A more complicated, but robust, approach is to use the custom Spark partitioner spark-citus so that partitions match up exactly with Citus shards. This allows running transactions directly on worker nodes which can rollback on read failure. See the presentation linked in that repository for more information.
Business Intelligence with Tableau
Tableau is a popular business intelligence and analytics tool for databases.
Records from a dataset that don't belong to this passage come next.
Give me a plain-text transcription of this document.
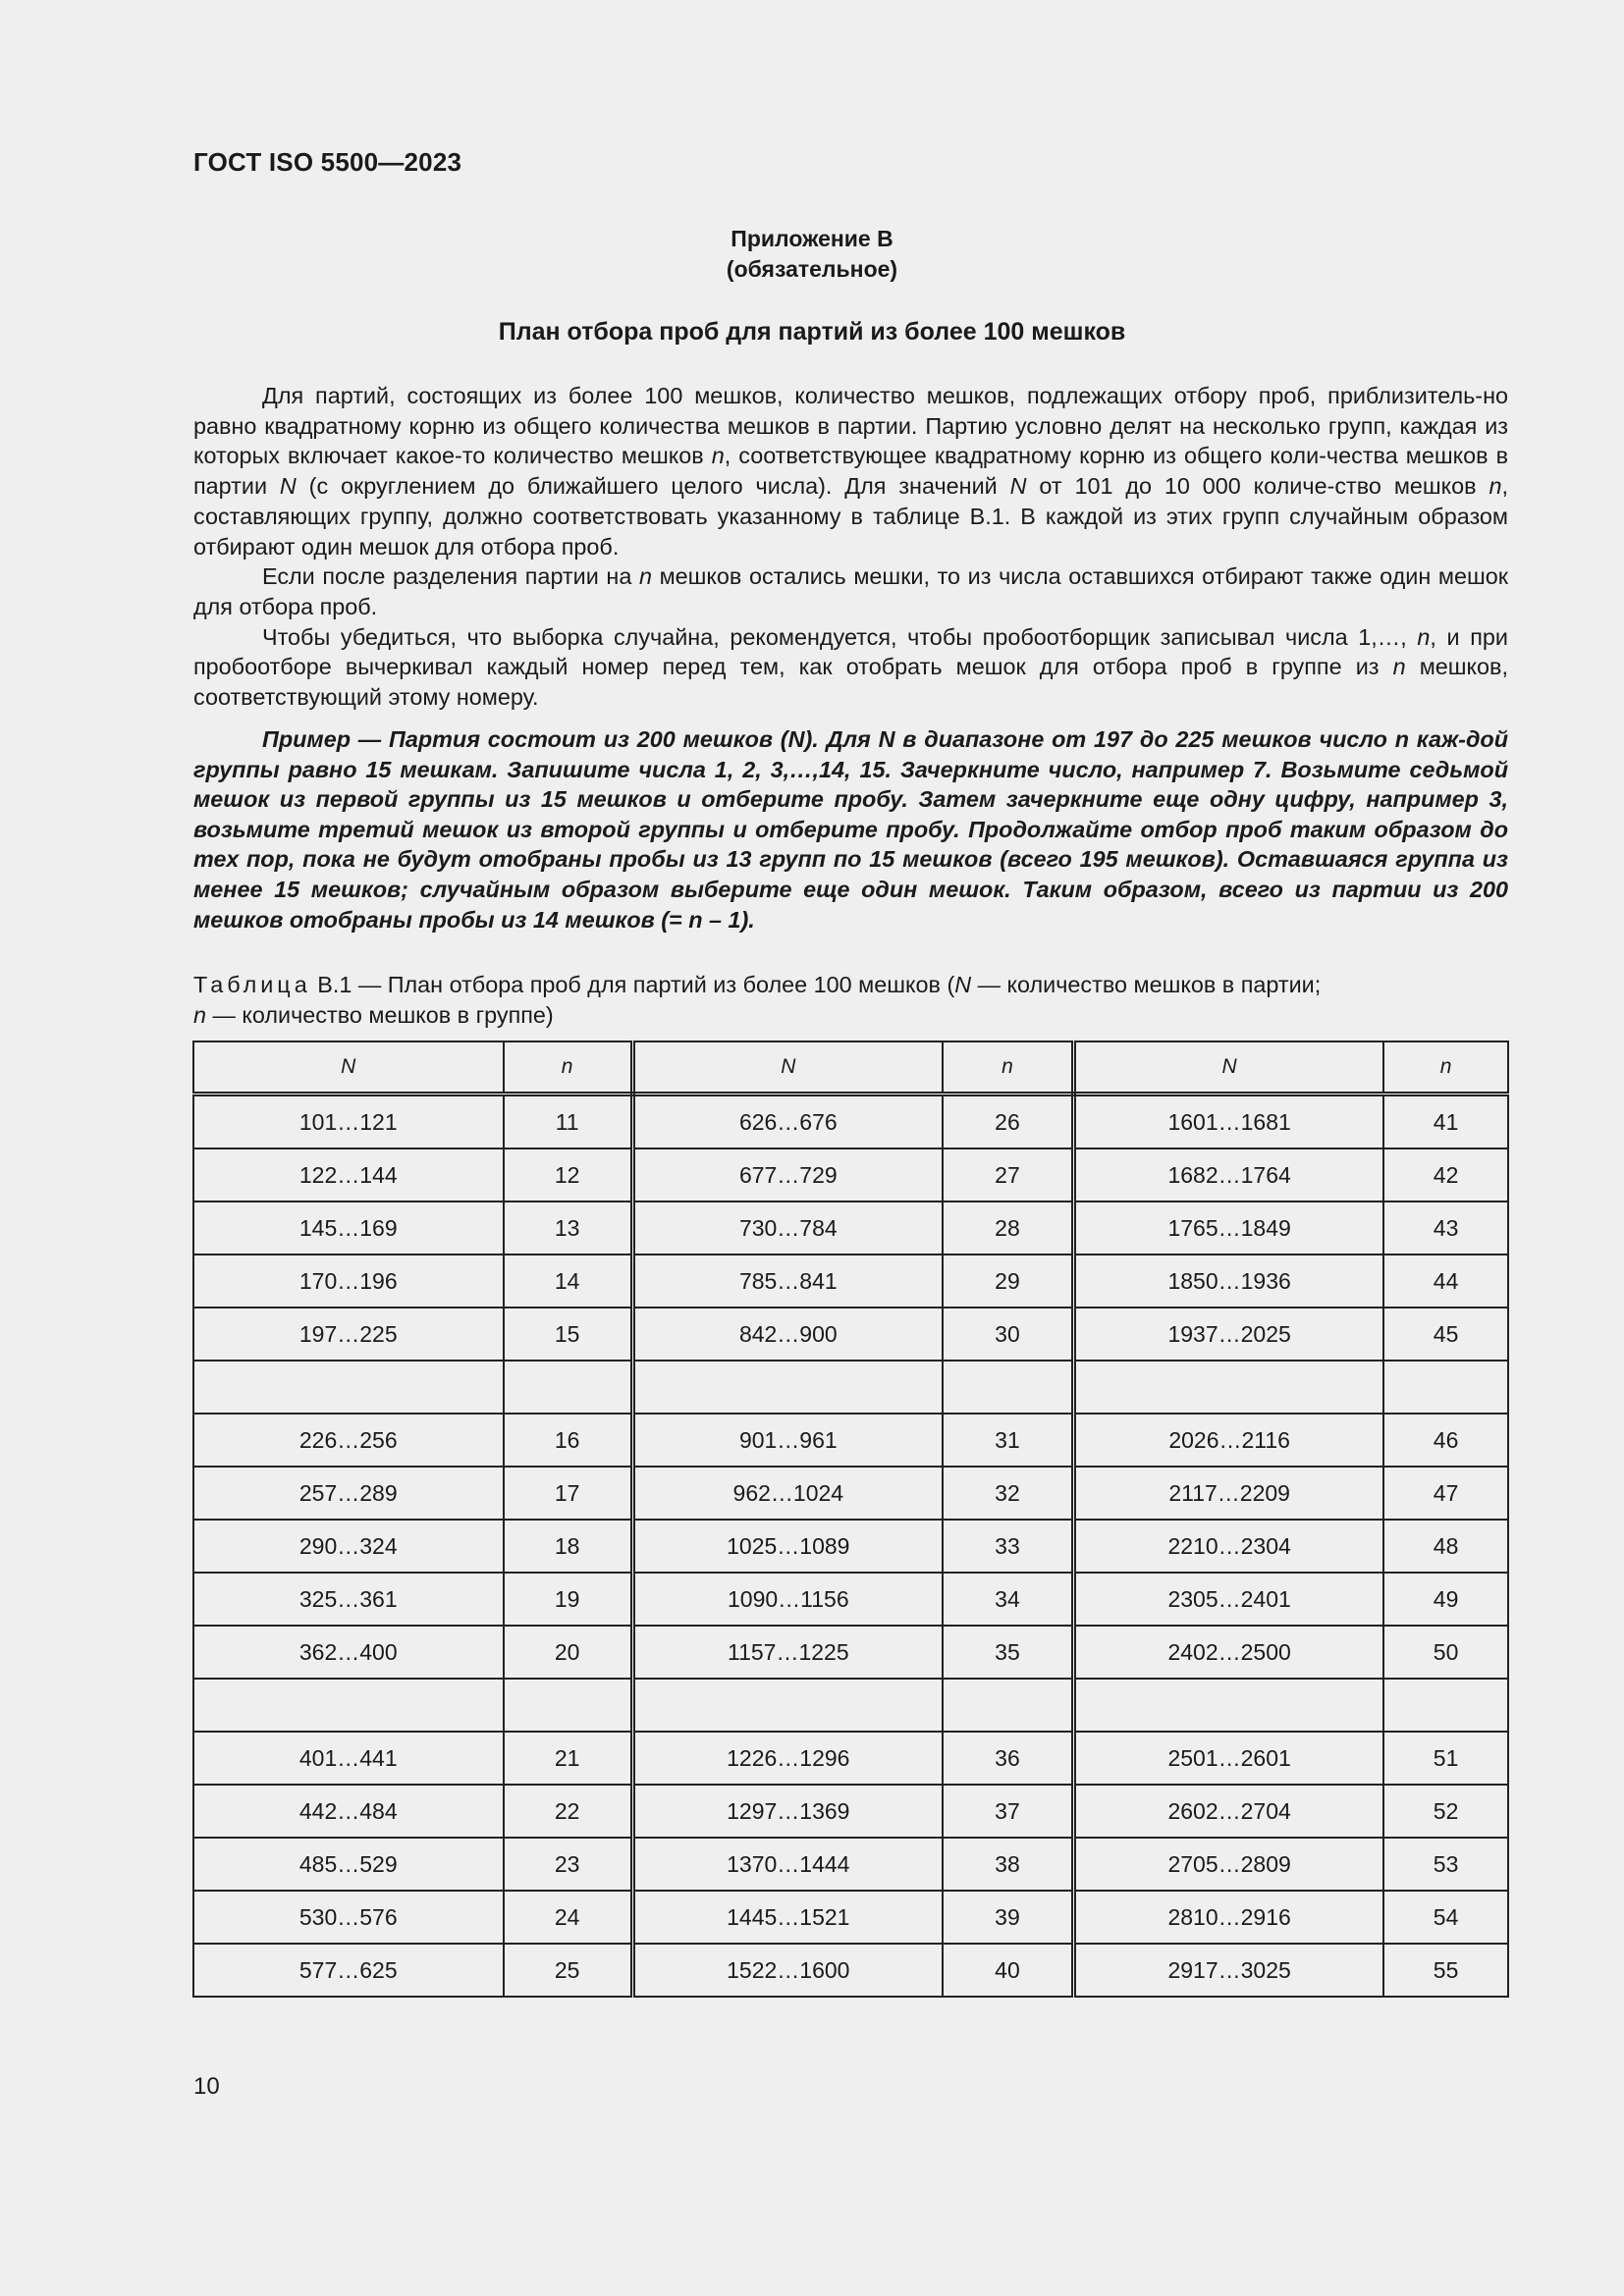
ГОСТ ISO 5500—2023
Приложение В
(обязательное)
План отбора проб для партий из более 100 мешков

Для партий, состоящих из более 100 мешков, количество мешков, подлежащих отбору проб, приблизитель-но равно квадратному корню из общего количества мешков в партии. Партию условно делят на несколько групп, каждая из которых включает какое-то количество мешков n, соответствующее квадратному корню из общего коли-чества мешков в партии N (с округлением до ближайшего целого числа). Для значений N от 101 до 10 000 количе-ство мешков n, составляющих группу, должно соответствовать указанному в таблице В.1. В каждой из этих групп случайным образом отбирают один мешок для отбора проб.

Если после разделения партии на n мешков остались мешки, то из числа оставшихся отбирают также один мешок для отбора проб.

Чтобы убедиться, что выборка случайна, рекомендуется, чтобы пробоотборщик записывал числа 1,…, n, и при пробоотборе вычеркивал каждый номер перед тем, как отобрать мешок для отбора проб в группе из n мешков, соответствующий этому номеру.

Пример — Партия состоит из 200 мешков (N). Для N в диапазоне от 197 до 225 мешков число n каж-дой группы равно 15 мешкам. Запишите числа 1, 2, 3,…,14, 15. Зачеркните число, например 7. Возьмите седьмой мешок из первой группы из 15 мешков и отберите пробу. Затем зачеркните еще одну цифру, например 3, возьмите третий мешок из второй группы и отберите пробу. Продолжайте отбор проб таким образом до тех пор, пока не будут отобраны пробы из 13 групп по 15 мешков (всего 195 мешков). Оставшаяся группа из менее 15 мешков; случайным образом выберите еще один мешок. Таким образом, всего из партии из 200 мешков отобраны пробы из 14 мешков (= n – 1).
Таблица В.1 — План отбора проб для партий из более 100 мешков (N — количество мешков в партии;
n — количество мешков в группе)
N	n	N	n	N	n
101…121	11	626…676	26	1601…1681	41
122…144	12	677…729	27	1682…1764	42
145…169	13	730…784	28	1765…1849	43
170…196	14	785…841	29	1850…1936	44
197…225	15	842…900	30	1937…2025	45

226…256	16	901…961	31	2026…2116	46
257…289	17	962…1024	32	2117…2209	47
290…324	18	1025…1089	33	2210…2304	48
325…361	19	1090…1156	34	2305…2401	49
362…400	20	1157…1225	35	2402…2500	50

401…441	21	1226…1296	36	2501…2601	51
442…484	22	1297…1369	37	2602…2704	52
485…529	23	1370…1444	38	2705…2809	53
530…576	24	1445…1521	39	2810…2916	54
577…625	25	1522…1600	40	2917…3025	55
10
Citus and Tableau provide a seamless experience for performing ad-hoc reporting or analysis.
You can now interact with Tableau using the following steps.
Choose PostgreSQL from the “Add a Connection” menu.
Enter the connection details for the coordinator node of your Citus cluster. (Note if you’re connecting to Citus Cloud you must select “Require SSL.”)
Once you connect to Tableau, you will see the tables in your database. You can define your data source by dragging and dropping tables from the “Table” pane. Or, you can run a custom query through “New Custom SQL”.
You can create your own sheets by dragging and dropping dimensions, measures, and filters. You can also create an interactive user interface with Tableau. To do this, Tableau automatically chooses a date range over the data. Citus can compute aggregations over this range in human real-time.